Powering an agent with a Knowledge Base from 300 webinars and a book

Sharing my team's experience of creating an AI-powered Content Creation system with an extended Knowledge Base.

I worked with Troy who is the founder of a platform dedicated to personal growth, mindfulness, and professional development. The goal was to provide Troy with an AI agent that could help him create high-quality content drafts, including social media posts, webinar scripts, and structured lesson plans, while maintaining Troy’s distinctive voice and philosophy.

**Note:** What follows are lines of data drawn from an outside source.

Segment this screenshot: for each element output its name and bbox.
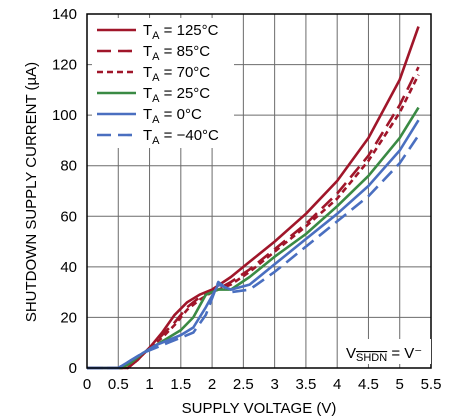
axes — [86, 13, 432, 369]
legend-label: TA = 85°C — [143, 43, 210, 63]
annotation: VSHDN = V⁻ — [343, 339, 431, 364]
series-layer — [87, 26, 420, 370]
annotation-prefix: V — [346, 345, 356, 362]
x-tick-label: 5.5 — [421, 376, 442, 393]
x-tick-label: 4 — [333, 376, 341, 393]
x-tick-label: 5 — [396, 376, 404, 393]
plot-frame — [86, 13, 432, 369]
x-axis-label: SUPPLY VOLTAGE (V) — [182, 400, 337, 417]
x-tick-label: 4.5 — [358, 376, 379, 393]
x-tick-label: 2.5 — [233, 376, 254, 393]
y-tick-label: 60 — [60, 208, 77, 225]
series-line — [87, 134, 420, 370]
annotation-background — [343, 339, 431, 364]
x-tick-label: 1.5 — [170, 376, 191, 393]
x-tick-label: 0.5 — [108, 376, 129, 393]
y-tick-label: 120 — [52, 57, 77, 74]
y-tick-label: 0 — [69, 360, 77, 377]
legend-label: TA = 25°C — [143, 85, 210, 105]
legend-label: TA = 0°C — [143, 106, 202, 126]
x-tick-label: 0 — [83, 376, 91, 393]
legend-label: TA = −40°C — [143, 127, 219, 147]
y-tick-label: 20 — [60, 309, 77, 326]
legend: TA = 125°CTA = 85°CTA = 70°CTA = 25°CTA … — [92, 18, 234, 148]
y-axis-label: SHUTDOWN SUPPLY CURRENT (µA) — [23, 62, 40, 322]
x-tick-label: 3 — [270, 376, 278, 393]
x-tick-label: 2 — [208, 376, 216, 393]
legend-label: TA = 125°C — [143, 22, 219, 42]
y-tick-label: 100 — [52, 107, 77, 124]
annotation-suffix: = V⁻ — [387, 345, 422, 362]
x-tick-label: 1 — [145, 376, 153, 393]
legend-label: TA = 70°C — [143, 64, 210, 84]
x-tick-label: 3.5 — [295, 376, 316, 393]
legend-background — [92, 18, 234, 148]
y-tick-label: 40 — [60, 259, 77, 276]
annotation-text: VSHDN = V⁻ — [346, 345, 422, 364]
y-tick-label: 80 — [60, 158, 77, 175]
tick-labels: 0 0.5 1 1.5 2 2.5 3 3.5 4 4.5 5 5.5 0 20 40 60 80 100 120 1… — [52, 6, 441, 393]
annotation-sub: SHDN — [356, 352, 387, 364]
y-tick-label: 140 — [52, 6, 77, 23]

To ensure the AI agent captures the tone of voice and the philosophy nuances, I've analysed and cleaned up all of Troy's past webinars transcripts (approximately 180 sessions). Then, using RevAI, older recordings without existing transcripts were processed, ensuring that even early content was included in the dataset (another 150-ish recordings).

Here the key part was building a pre-processor to ensure only purified data comes to RAG (or Knowledge Base in case of RelevanceAI). That's done through a pipeline built on Make.com with GPT-4o-mini under the hood.

The last part was adding Troy's book (a pdf) chunking it and adding to the Knowledge. Now, both vector and full-text search were used within the RelevanceAI agent's tool to ensure we find all the relevant information. Before returning the search results back to the agent, there's an extra formatter step with GPT-4o.

The agent powered by Claude 3.5 Sonnet (I find its writing style the best) was further instructed to mimic Troy’s style and tone, allowing it to generate content from simple instructions like:

"Write a blog post about the importance of daily surrender"

Our team's key takeaway was that while it’s relatively easy these days to build an AI agent, especially with platforms like RelevanceAI, the importance of data cleaning and pre-processing cannot be underestimated. Basically, that step defined the quality of the output – not a model (GPT vs Clause), not event sophisticated prompting techniques.